There are a lot of data mining algorithms and methodologies for various fields and various problematic. Each data mining researcher/practitioner is faced with assessing the performance of his own solution(s) in order to make comparisons with state of the art approaches. He should also describe the intrinsic quality of the discovered patterns. Which methodology, which benchmarks, which measures of performance, which tools, which measures of interest, etc., should be used, and why? Every one should answer the previous questions. Assessing the quality and the performance is a critical issue for classical situations and even more in the Big Data era where we can not manage this issue with classical and current approaches. Clearly, large scale data, complex data and streaming data bring new challenges (e.g. large scale inference, fake correlations, necessity of perpetual validation).
The fourth Quality issues, measures of interestingness and evaluation of data mining models workshop (QIMIE'15) will focus on these questions and should be of great interest for a large panel of data miners. As a whole, QIMIE'15 intend to be a forum for a community-wide discussion of these issues and to contribute to a deep cross-fertilization within a large panel of researchers/practitioners attending PAKDD'15. Thus we strongly encourage interested peoples to propose topics and main themes that should be discussed within QIMIE'15.
Following QIMIE'09 (@PAKDD'09, April 2009, Bangkok, Thailand) and QIMIE'11 (@PAKDD'11, May 2011, Shenzen, China), and QIMIE'13 (@PAKDD'13, April 2013, Gold Coast, Australia) the main themes of QIMIE'15 will focus on the theory, the techniques and the practices that can ensure the discovered knowledge is of quality.
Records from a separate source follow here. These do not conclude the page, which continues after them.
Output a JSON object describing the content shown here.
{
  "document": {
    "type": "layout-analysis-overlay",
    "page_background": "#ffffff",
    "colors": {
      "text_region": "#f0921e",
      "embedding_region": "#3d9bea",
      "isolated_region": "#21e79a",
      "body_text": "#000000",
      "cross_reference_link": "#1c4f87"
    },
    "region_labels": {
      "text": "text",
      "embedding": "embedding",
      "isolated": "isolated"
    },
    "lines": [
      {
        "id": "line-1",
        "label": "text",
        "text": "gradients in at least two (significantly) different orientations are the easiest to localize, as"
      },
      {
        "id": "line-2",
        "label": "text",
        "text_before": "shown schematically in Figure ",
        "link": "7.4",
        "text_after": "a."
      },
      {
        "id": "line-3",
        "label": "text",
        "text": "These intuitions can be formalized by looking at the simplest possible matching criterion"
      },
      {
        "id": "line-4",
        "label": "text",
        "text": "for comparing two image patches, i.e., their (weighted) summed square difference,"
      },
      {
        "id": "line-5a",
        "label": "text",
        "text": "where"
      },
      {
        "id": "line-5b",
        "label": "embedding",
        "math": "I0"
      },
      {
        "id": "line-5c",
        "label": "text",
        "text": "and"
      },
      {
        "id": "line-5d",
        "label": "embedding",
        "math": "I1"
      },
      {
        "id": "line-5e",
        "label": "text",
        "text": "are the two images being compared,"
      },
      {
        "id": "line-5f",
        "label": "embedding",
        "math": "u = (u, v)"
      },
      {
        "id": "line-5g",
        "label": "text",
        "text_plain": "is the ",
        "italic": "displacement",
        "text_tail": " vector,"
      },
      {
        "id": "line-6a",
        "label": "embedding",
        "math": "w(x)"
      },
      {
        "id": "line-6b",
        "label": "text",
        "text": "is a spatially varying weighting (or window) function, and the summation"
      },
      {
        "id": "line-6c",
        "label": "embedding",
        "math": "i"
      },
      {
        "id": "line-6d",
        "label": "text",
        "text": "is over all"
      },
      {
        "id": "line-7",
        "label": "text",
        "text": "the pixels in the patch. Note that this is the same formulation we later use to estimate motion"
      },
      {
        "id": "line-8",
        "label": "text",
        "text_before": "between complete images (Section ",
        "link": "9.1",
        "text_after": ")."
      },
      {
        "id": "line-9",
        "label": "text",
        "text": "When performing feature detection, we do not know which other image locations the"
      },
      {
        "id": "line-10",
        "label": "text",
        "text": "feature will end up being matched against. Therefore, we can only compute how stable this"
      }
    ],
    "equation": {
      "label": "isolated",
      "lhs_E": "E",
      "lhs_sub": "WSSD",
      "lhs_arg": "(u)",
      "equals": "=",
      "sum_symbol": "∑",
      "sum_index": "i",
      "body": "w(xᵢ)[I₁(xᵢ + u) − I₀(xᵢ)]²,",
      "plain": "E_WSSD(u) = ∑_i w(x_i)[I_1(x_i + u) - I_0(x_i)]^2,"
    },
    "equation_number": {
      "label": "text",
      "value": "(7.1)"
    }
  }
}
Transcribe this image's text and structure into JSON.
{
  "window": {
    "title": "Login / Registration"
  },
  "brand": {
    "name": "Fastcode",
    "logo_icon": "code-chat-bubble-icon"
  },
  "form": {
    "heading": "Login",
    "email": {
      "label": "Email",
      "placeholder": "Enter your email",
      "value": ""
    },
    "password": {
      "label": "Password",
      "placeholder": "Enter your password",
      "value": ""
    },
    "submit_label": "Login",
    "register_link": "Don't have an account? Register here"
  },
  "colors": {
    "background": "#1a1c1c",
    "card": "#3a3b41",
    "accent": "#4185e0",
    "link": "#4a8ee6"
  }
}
It will thus cover the problem of measuring quality of patterns, the evaluation of data mining models and the links between the discovery stage and the quality assessment stage.
QIMIE'15 is organized in association with the PAKDD'15 conference (19th Pacific-Asia Conference on Knowledge Discovery and Data Mining, Ho Chi Minh City, Vietnam, May 19-22, 2015), a major international conference in the areas of data mining and knowledge discovery.
Major topics will include but are not limited to the following:
- objective measures of interest (for individual rules or rules basis, patterns, graph, data streams, clusters, etc.)
- subjective measures of interest and quality based on human knowledge, quality of ontologies, actionable rules
- algorithmic properties of measures of interest especially in the context of big data
- comparison of algorithms: issues with benchmarks, experiments and parameters tuning questioning also reproducibility of data mining results, the need of new data sets which match new problems, methodologies, statistical tests, etc.
- robustness evaluation and statistical evaluation
- graphical tools like ROC, cost curves, user-friendly visualizations tools
- special issues: imbalanced data, very large data set, very high dimensional data, changing environments and dynamic data, data streams, big data, lack of training data, graph data, annotated data and semi-supervised learning, methods for performance evaluation with no ground truth data, etc.
- special issues in specialized domains: bioinformatics, security, information retrieval, sequential and times series data, social networks, geo-localized data, etc.
From the previous list of key topics, although not exhaustive, and from recent publications and related workshops questioning the usefulness of research in machine learning and data mining, one can identify four major themes (to be extended, all propositions are welcome):
- properties of objective measures of interest (for individual rules, for rules basis) which leads to the problem on how to choose, depending of the user's goal and other factors, an appropriate interestingness measure in order to filter the huge amount of individual rules or to evaluate a set of rules; this theme is of great interest to machine learning and data mining community and has focussed a lot of works; properties of subjective measures of interest, integration of domain knowledge, quality based on human knowledge, quality of ontologies, actionable rules. QIMIE'15 intend to continue and enlarge this theme.
- algorithmic properties of interestingness measures which leads to the problem of how to mine efficiently interesting patterns i.e. can we use interestingness measures as soon as possible (as well as the well-known support) to reduce both the time to mine databases and the number of founded patterns? This question has attracted a lot of works but is still a very challenging problem. QIMIE'15 intend to develop this original theme that, from the best of our knowledge, is not deeply treated in any event.
- challenges with new data and new problems; these challenges are generally the subjects of fruitful specialized workshops (e.g. very large and very high dimensional data, imbalanced data, etc. and related specialized domains like bio-informatics, life sciences in a broad manner, etc.). QIMIE'15 intend to extent the relations between these challenges that are generally treated in a separate way.
- evaluation and comparison of algorithms which lead to debate on how an algorithm should be evaluated, on which properties (e.g. accuracy, conciseness, specificity, sensitivity, etc.), on which trade-off between the different type of errors for multiple simultaneous hypothesis testing, on how to construct new evaluation measures?, etc.; clearly the debate within the machine learning and data mining community into how we evaluate new algorithms is not close. QIMIE'15 intend to extent the relations between these challenges and the three previous themes.